What characterised those briefs was often that the manager would have very little idea of what the ‘product’ was supposed to look like, or how it worked – how it translated into an actual ‘service’ that the victims in the target market could easily grasp and immediately see the benefit of – and would rely on us – me – to tell them. Behind them stood the Compliance Officer, a formidable eminence grise who would vet anything we wrote for compliance with the Financial Services Act – basically, a set of rules unenforceable in practice, warning us not to make promises on our clients’ behalf that they couldn’t keep.

Or, to couch it in Harvey Nash recruiterballs: ‘Understand what the programme will deliver from a business and benefits perspective and advise on areas where this in (sic) not aligned with the evolving solution….’

The compliance regime ultimately fell apart as the jobbers of the financial services industry rushed like Gadarene Swine over the cliff of massive overconfidence and money-lust.
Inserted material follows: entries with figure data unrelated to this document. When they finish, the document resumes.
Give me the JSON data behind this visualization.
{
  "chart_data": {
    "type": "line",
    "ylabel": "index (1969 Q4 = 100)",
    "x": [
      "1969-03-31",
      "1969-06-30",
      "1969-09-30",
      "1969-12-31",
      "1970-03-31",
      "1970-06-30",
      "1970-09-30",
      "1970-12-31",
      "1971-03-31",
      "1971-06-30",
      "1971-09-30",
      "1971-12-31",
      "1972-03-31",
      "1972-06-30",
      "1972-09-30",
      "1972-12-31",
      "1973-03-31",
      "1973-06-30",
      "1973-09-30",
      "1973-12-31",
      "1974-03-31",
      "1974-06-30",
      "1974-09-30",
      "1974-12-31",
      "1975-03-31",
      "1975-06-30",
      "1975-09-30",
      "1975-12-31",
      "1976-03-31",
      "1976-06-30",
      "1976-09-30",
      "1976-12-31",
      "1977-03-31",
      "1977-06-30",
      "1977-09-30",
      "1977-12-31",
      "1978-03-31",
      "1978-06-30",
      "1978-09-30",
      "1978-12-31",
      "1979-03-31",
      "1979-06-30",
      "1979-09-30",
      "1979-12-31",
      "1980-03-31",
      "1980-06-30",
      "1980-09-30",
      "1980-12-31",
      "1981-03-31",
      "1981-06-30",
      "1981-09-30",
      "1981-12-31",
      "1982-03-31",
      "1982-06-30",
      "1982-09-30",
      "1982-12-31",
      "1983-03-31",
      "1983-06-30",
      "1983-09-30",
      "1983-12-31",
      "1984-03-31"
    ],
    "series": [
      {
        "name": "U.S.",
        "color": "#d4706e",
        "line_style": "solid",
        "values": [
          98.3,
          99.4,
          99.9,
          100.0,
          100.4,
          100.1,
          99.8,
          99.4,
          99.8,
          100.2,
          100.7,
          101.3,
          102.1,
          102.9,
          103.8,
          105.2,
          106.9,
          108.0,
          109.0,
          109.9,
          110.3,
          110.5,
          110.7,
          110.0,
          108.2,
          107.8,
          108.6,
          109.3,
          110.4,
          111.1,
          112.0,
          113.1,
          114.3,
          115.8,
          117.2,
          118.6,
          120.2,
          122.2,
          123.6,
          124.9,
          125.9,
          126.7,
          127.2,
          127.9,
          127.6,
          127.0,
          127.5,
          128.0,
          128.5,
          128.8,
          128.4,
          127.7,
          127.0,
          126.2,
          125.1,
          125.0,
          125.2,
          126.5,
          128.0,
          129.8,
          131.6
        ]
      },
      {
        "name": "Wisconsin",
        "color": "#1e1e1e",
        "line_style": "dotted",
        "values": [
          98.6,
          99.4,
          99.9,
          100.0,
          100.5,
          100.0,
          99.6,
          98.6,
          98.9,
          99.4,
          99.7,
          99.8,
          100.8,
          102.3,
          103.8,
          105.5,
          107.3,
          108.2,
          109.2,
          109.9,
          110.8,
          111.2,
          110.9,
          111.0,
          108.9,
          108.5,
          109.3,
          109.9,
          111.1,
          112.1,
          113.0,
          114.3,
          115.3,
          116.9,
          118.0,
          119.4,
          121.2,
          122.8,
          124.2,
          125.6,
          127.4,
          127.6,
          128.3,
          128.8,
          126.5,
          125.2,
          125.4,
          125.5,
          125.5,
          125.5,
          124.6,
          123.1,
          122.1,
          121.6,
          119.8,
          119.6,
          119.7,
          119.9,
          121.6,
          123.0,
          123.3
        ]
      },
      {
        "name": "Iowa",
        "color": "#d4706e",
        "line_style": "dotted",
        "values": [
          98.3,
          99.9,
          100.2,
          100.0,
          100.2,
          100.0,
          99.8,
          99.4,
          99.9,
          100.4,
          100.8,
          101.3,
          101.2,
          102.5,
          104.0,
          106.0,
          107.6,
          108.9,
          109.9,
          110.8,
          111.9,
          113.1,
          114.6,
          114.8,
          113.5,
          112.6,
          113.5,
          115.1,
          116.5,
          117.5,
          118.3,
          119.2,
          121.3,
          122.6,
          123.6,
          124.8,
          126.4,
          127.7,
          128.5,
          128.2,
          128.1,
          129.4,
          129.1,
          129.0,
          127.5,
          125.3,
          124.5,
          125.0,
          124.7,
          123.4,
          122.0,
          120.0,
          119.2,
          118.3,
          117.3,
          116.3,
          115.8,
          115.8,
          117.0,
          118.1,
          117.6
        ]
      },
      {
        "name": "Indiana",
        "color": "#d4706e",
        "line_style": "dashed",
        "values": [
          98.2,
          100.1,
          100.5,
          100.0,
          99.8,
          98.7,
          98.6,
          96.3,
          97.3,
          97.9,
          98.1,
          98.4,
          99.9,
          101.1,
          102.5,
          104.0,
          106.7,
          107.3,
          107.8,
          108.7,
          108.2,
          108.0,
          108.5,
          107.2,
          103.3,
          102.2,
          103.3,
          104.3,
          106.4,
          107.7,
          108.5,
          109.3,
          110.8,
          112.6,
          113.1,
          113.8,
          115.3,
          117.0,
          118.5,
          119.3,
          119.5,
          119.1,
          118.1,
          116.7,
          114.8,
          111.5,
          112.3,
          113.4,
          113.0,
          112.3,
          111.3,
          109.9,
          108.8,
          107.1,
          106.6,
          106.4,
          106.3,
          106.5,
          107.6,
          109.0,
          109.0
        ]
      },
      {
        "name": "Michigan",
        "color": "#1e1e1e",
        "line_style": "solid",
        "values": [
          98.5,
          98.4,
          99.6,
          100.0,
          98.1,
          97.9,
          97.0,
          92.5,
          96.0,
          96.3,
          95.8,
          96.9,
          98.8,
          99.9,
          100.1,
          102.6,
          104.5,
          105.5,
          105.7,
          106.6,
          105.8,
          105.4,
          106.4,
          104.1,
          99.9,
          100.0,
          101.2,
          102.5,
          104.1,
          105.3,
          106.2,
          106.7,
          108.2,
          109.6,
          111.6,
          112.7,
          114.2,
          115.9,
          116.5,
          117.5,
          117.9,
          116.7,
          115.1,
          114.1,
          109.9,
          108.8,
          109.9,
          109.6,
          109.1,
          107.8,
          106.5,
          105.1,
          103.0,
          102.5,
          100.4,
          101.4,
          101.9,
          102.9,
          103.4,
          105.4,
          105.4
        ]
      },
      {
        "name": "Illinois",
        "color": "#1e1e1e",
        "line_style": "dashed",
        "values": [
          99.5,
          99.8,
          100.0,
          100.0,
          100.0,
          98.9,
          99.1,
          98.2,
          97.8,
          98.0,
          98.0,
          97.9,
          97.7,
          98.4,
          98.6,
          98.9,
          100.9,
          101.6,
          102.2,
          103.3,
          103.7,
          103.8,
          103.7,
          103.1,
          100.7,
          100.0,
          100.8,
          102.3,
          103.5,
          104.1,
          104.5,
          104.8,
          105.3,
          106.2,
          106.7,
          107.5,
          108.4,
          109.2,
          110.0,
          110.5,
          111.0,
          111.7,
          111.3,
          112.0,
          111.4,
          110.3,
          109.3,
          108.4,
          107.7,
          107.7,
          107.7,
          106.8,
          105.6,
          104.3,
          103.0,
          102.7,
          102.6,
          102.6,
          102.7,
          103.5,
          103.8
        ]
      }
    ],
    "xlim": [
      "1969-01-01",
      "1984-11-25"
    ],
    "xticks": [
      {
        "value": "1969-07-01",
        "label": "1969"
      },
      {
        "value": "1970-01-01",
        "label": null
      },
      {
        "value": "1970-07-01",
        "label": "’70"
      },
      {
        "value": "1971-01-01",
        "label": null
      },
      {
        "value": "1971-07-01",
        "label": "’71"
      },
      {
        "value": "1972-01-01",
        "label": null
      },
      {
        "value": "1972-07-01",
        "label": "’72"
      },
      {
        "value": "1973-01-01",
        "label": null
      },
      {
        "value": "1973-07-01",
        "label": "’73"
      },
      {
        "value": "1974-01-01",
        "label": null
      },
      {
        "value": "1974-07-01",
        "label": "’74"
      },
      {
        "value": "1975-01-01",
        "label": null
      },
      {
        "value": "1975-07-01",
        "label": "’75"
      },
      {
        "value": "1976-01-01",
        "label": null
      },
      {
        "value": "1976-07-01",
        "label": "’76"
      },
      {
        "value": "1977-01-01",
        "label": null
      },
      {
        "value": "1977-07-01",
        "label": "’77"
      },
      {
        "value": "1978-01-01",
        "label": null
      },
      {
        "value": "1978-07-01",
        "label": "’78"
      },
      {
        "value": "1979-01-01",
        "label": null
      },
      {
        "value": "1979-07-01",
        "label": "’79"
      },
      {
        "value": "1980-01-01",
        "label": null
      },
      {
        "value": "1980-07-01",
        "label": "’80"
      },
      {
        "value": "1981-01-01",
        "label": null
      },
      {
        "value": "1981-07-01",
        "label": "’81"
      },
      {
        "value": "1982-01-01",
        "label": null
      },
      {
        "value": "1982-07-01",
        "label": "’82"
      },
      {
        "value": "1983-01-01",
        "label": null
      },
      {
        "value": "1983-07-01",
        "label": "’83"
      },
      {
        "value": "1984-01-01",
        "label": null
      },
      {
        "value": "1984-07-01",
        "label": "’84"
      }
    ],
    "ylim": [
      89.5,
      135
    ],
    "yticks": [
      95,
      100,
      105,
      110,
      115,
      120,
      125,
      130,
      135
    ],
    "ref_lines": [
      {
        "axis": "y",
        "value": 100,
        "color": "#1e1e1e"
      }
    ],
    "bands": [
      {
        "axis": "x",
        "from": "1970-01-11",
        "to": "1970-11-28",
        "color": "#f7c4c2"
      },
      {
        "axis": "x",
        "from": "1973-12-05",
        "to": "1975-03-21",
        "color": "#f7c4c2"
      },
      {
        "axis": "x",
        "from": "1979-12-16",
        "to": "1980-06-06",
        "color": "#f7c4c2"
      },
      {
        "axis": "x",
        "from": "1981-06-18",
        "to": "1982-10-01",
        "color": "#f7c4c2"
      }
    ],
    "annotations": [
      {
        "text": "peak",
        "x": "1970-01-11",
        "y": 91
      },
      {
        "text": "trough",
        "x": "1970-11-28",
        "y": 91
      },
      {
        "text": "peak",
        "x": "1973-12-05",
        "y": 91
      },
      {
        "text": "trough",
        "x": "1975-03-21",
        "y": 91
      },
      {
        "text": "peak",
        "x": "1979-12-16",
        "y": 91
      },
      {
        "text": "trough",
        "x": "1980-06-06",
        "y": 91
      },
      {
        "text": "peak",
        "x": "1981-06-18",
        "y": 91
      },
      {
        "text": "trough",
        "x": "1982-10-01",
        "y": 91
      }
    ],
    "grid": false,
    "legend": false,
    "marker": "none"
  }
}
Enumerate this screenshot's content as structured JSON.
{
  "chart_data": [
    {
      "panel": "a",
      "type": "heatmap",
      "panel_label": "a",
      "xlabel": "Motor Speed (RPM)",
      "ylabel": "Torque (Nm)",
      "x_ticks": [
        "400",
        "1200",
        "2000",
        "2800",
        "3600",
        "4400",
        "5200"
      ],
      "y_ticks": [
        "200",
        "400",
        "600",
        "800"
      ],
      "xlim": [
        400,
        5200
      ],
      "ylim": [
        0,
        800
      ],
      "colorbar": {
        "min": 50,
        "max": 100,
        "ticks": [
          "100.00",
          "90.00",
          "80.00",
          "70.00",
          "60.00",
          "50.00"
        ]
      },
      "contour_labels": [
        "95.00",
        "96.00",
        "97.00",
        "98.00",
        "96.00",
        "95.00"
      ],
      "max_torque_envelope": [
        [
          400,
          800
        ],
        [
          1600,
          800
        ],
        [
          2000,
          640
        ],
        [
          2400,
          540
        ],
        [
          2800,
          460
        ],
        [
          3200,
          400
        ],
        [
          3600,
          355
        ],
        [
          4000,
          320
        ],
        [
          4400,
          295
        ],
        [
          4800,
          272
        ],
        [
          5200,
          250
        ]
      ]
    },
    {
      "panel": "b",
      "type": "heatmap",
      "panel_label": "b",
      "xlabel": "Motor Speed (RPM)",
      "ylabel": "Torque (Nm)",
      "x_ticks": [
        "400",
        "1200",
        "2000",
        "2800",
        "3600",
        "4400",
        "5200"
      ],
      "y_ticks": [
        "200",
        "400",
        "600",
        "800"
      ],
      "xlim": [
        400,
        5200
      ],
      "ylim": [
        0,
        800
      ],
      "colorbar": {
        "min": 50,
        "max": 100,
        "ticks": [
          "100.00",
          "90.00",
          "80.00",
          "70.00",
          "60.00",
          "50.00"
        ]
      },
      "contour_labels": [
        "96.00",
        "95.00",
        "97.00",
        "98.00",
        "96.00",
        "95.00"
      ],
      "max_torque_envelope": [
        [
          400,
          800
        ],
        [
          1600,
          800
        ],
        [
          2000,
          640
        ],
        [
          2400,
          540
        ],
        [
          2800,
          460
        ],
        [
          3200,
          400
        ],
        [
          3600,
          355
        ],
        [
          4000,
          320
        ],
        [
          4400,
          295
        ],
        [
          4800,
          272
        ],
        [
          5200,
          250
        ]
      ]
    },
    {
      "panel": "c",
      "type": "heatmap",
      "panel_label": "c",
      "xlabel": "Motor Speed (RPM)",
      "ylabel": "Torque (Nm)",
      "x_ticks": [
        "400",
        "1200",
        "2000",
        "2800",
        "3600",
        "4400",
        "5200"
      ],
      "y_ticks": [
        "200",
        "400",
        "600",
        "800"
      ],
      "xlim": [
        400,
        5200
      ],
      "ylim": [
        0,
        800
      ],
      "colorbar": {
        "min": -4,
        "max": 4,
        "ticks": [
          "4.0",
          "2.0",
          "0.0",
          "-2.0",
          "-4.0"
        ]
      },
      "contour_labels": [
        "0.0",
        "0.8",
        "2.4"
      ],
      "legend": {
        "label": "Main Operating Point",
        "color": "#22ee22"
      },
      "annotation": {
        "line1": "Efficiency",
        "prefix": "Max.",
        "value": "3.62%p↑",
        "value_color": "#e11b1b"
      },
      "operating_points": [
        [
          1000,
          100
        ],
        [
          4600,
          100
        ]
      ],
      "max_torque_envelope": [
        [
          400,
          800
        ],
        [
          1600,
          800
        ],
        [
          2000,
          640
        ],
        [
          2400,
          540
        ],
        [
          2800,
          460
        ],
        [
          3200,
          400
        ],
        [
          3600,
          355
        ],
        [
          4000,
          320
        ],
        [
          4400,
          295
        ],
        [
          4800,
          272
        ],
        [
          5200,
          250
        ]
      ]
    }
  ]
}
Globalisation of banks and the marketisation of financial ‘products’ – instruments, as they used to be known – sold like cans of beans, created a plethora of ‘solutions’ we deliberately labelled with come-on lines like ‘How to have the things you want – when you want them’.

This was marketingspeak for ‘unsecured debt’, otherwise ‘credit’, a cynical misdescription intended to leave people feeling in control of their lives even as they slide down what one of our financial clients used to call ‘the greasy chute’.

Now, I see, ‘debt’ has been relabelled once again, and is known as ‘solutions’.

The whole rickety, rackety structure came crashing down in 2008 with the run on the Northern Rock building society in the UK, the collapse of Lehman Brothers and the revelation that sub-prime mortgages in the USA were being ‘bundled’ and traded as debt swaps, or ‘derivatives’, with intermediaries claiming fat commissions with each successive trade. (Not an original concept: I have written elsewhere about the massive reinsurance scam within the Lloyds of London syndicates in the mid-80s, the outrageous confidence trick underwriters perpetrated in sucking-in hundreds of new Names with unlimited liability to shore up the £6bn black hole they had created.)

Despite the crash, all this shit and more is still going on. For a horrifyingly good read over the breakfast table, I recommend you all rush immediately to Wikipedia’s List of Bank Failures in the USA, 2008-14. (http://en.wikipedia.org/wiki/List_of_bank_failures_in_the_United_States_%282008%E2%80%93present%29). Read it and gasp.

If there is one piece of advice I would leave to future generations, it is this.

 ‘Establish solution limitations.’

Or, in business-friendly language, stay away from banks.